Agnus Dei, qui tollis peccata mundi, miserere nobis, prends pitié de nous et de nos images saugrenues de souris incapables de se concentrer.

Monsieur Gustave

Si tu aimes les frères Coen, tu aimeras The Grand Budapest Hotel. Cet indice de ma collègue ne m'a guère avancée : j'avais plutôt ri devant A Serious Man et The Dude m'avait plutôt ennuyée, Inside Llewyn Davis me laissant mi-figue mi-raisin. Heureusement, le côté éternel loser de The Grand Budapest Hotel est enlevé par le ton acide et les couleurs acidulées du conte.

L'esthétique de boule de neige, qui affadissait un Anna Karénine kitschifié, est ici doublée par un côté œil de bœuf, qui grossit les traits des personnages jusqu'à en faire, justement, des personnages : un tueur avec une tête de tueur et des têtes de mort à tous les doigts, une soubrette comme on n'en fait plus que chez Sacher, trois sœurs plus hideuses les unes que les autres, une jolie pâtissière avec une tâche de vin en accroche-cœur sur la joue et surtout, un maître d'hôtel aux grandes manières et aux petites manies, qui a baisé à peu près toute sa clientèle avec beaucoup de charme et de discrétion.

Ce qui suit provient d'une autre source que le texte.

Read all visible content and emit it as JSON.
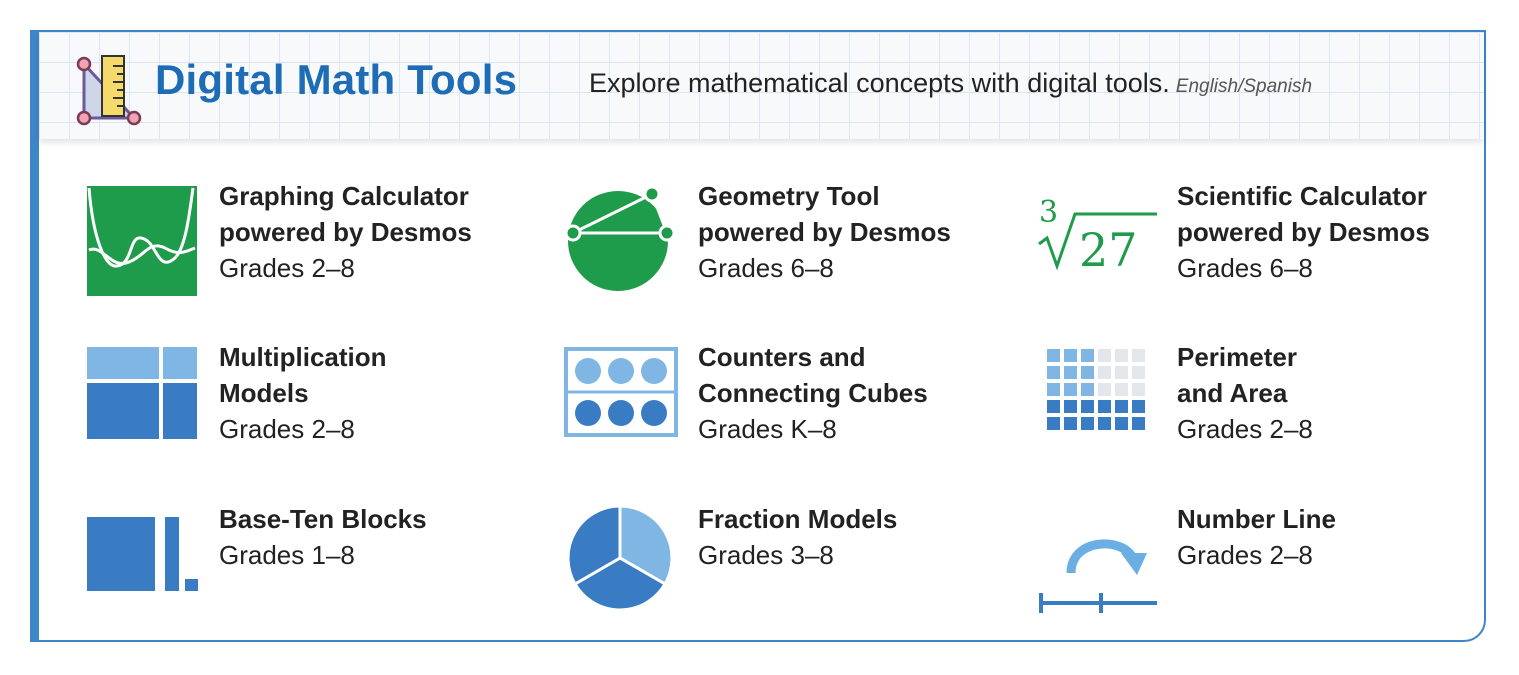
{
  "header": {
    "title": "Digital Math Tools",
    "subtitle": "Explore mathematical concepts with digital tools.",
    "language": "English/Spanish",
    "icon": "triangle-ruler-icon"
  },
  "colors": {
    "accent_blue": "#3f86c8",
    "title_blue": "#1e6cb5",
    "desmos_green": "#1e9b4b",
    "light_blue": "#7fb6e3",
    "dark_blue": "#3a7cc3"
  },
  "tools": [
    {
      "name_line1": "Graphing Calculator",
      "name_line2": "powered by Desmos",
      "grades": "Grades 2–8",
      "icon": "graphing-calculator-icon"
    },
    {
      "name_line1": "Geometry Tool",
      "name_line2": "powered by Desmos",
      "grades": "Grades 6–8",
      "icon": "geometry-tool-icon"
    },
    {
      "name_line1": "Scientific Calculator",
      "name_line2": "powered by Desmos",
      "grades": "Grades 6–8",
      "icon": "scientific-calculator-icon",
      "icon_index": "3",
      "icon_radicand": "27"
    },
    {
      "name_line1": "Multiplication",
      "name_line2": "Models",
      "grades": "Grades 2–8",
      "icon": "multiplication-models-icon"
    },
    {
      "name_line1": "Counters and",
      "name_line2": "Connecting Cubes",
      "grades": "Grades K–8",
      "icon": "counters-icon"
    },
    {
      "name_line1": "Perimeter",
      "name_line2": "and Area",
      "grades": "Grades 2–8",
      "icon": "perimeter-area-icon"
    },
    {
      "name_line1": "Base-Ten Blocks",
      "name_line2": "",
      "grades": "Grades 1–8",
      "icon": "base-ten-blocks-icon"
    },
    {
      "name_line1": "Fraction Models",
      "name_line2": "",
      "grades": "Grades 3–8",
      "icon": "fraction-models-icon"
    },
    {
      "name_line1": "Number Line",
      "name_line2": "",
      "grades": "Grades 2–8",
      "icon": "number-line-icon"
    }
  ]
}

Monsieur Gustave, maître d'hôtel du Grand Budapest Hotel à l'époque de sa grandeur, a eu le temps de devenir un personnage de légende depuis que Zero (zéro études, zéro expérience, zéro famille), groom débutant, a été témoin de ses péripéties : ce n'est que bien des années plus tard, lorsque l'ancien garçon d'étage a pour ainsi dire hérité de l'hôtel fort décati, qu'il raconte leur histoire à un écrivain de passage, qui lui-même ne la publiera que bien des années plus tard et qu'une jeune fille lira un beau jour neigeux quelque part sur un banc (attention à ne pas se pincer les doigts dans ces poupées russes à grande vitesse).

En sortant de la salle, on n'est déjà plus certain d'avoir bien suivi cette aventure rocambolesque d'héritages multiples, entre testaments à rebondissements, course à l'œuvre d'art et apprentissage du métier. Le fil narratif n'est qu'un prétexte d'Ariane pour remonter vers un monde perdu1 à coups de souvenirs déformés. Toute disproportion est bonne à prendre : l'affreux tableau que tous les héritiers d'une fortune considérable se disputent aussi bien que les outils de poupée cachés dans des pâtisseries pour faire évader des prisonniers, le sermon poétique dans un placard à balai, la vieille dame de 80 ans définie comme un sacré bon coup, les télécabines musicales pour s'assurer de ne pas être suivi, le réseau clandestin de maîtres d'hôtel dans les palaces du monde entier ou encore le sens des priorités de l'élégant tout juste évadé de prison, qui préfère se parfumer avant de s'enfuir. De ce capharnaüm surgit la nostalgie d'un monde qui n'existait déjà plus à l'époque de monsieur Gustave, bien qu'il en ait maintenu « l'illusion avec une grâce merveilleuse », et qui n'a en réalité jamais existé que sous la forme de cette illusion. Tout comme l'histoire de Wes Anderson. Tout dans la manière, les manières, du maître (d'hôtel).

 

1 Seule référence à Zweig que j'ai pu trouver, malgré la revendication explicite des romans de l'auteur comme source d'inspiration.   

Mit Palpatine, qui a lui aussi trouvé jubilatoire ce "conte passé à la lessiveuse-enjoliveuse des histoires passées de bouche à oreille".